I went to work the next day and though about it, read some forums, talked to some co-workers even. I read some discouraging things on the forums where people simply recommended buying a dedicated audio board from the known working list. That seems like giving up to me. Somebody I work with said something about how he thought that the new drivers come out pretty quickly for linux and didn’t see why I was having so many issues. Well I was using 14.04 (15.10 is the newest) so this gave me the idea to try 15.10, even though I always try to use the LTS version but honestly this is just a habit I got from doing dev-ops work and doesn’t make a lot of sense for the desktop.

My Solution

To bring this story to a close the audio worked out of the box with 15.10 - I actually figured that the LTS versions had updates to their drivers so I never considered this could be a problem. The other thing is that it could have been a kernel bug that was fixed in the new 15.10 version. Not a very intellectually satisfying conclusion, I have to admit.
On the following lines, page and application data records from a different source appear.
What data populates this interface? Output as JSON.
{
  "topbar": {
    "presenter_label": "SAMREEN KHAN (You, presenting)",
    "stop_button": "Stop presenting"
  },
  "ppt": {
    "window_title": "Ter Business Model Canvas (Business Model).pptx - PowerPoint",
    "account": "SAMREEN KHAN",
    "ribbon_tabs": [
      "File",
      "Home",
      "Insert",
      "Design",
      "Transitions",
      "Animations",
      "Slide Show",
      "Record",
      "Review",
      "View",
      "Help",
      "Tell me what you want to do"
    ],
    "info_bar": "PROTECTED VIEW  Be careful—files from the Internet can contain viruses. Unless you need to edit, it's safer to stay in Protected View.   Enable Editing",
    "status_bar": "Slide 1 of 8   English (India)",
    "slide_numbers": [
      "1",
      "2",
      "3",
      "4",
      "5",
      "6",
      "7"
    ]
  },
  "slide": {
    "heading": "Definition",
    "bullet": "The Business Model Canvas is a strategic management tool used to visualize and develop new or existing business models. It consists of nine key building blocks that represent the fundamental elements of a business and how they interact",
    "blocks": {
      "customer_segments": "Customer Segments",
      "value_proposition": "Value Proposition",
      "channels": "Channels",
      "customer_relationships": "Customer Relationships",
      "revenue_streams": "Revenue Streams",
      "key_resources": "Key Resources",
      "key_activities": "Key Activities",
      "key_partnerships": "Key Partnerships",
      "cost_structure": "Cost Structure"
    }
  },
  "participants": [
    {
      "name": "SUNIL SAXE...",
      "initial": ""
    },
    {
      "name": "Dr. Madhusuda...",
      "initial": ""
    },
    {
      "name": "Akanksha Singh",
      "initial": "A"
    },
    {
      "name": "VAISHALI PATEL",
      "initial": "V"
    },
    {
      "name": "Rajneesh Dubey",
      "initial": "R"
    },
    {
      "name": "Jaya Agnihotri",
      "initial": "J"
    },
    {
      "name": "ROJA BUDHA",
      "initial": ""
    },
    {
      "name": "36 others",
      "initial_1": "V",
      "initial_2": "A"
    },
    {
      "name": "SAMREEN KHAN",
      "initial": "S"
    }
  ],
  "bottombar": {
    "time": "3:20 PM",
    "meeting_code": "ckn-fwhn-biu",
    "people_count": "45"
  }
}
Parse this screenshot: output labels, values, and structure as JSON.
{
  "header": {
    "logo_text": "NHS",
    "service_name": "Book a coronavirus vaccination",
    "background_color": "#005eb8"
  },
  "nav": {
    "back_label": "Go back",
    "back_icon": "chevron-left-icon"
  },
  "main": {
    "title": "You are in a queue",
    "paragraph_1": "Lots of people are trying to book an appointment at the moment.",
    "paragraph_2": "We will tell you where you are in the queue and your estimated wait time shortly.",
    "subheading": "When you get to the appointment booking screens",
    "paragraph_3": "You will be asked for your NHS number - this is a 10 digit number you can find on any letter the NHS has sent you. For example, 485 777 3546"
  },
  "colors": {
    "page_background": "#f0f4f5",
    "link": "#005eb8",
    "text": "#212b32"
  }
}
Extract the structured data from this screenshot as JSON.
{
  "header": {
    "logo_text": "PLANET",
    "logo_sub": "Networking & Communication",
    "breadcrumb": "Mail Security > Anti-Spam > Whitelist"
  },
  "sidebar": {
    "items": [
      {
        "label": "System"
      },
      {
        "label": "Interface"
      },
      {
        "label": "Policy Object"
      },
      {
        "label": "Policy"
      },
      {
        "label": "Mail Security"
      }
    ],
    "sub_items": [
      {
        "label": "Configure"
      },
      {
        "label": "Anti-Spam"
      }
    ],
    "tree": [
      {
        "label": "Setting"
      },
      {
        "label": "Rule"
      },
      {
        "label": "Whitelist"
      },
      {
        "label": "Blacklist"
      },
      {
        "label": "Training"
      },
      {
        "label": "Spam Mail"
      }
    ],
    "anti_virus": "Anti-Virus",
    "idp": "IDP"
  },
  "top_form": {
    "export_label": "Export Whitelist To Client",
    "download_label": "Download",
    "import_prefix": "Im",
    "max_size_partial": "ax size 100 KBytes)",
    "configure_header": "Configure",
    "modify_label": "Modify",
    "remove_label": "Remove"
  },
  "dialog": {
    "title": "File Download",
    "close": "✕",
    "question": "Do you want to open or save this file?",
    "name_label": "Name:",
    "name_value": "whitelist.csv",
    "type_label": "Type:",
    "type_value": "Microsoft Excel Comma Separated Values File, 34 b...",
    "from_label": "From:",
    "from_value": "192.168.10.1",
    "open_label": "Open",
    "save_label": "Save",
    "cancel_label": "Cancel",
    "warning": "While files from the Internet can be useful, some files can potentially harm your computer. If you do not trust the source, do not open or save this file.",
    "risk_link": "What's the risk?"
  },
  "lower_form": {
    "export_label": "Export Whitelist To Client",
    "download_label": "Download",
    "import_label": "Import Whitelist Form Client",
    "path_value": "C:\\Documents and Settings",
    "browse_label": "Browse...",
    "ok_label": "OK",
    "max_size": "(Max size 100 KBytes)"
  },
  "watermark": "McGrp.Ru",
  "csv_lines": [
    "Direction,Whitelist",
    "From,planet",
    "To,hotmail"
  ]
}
Either way this is the scariest thing about desktop Linux to me: even a very small problem often has a very complex cause and or solution and often times the quickest and most sure way to fix something is either switch distro or upgrade the OS version. However I am committed to running Linux as my primary OS due to my web development work so the only solution is to just get more overall knowledge about the Linux OS in general which is actually difficult because so much just does actually work out of the box but when you do have a problem it can be nearly impossible to solve quickly.

And as a final note, yes I am still running Ubuntu 15.10. I got rid of the Unity desktop and loaded up Gnome 3 which I actually like a lot, so I will be using this instead of Mint. I feel a bit safer with Ubuntu in general given the larger user base and better support in the forums.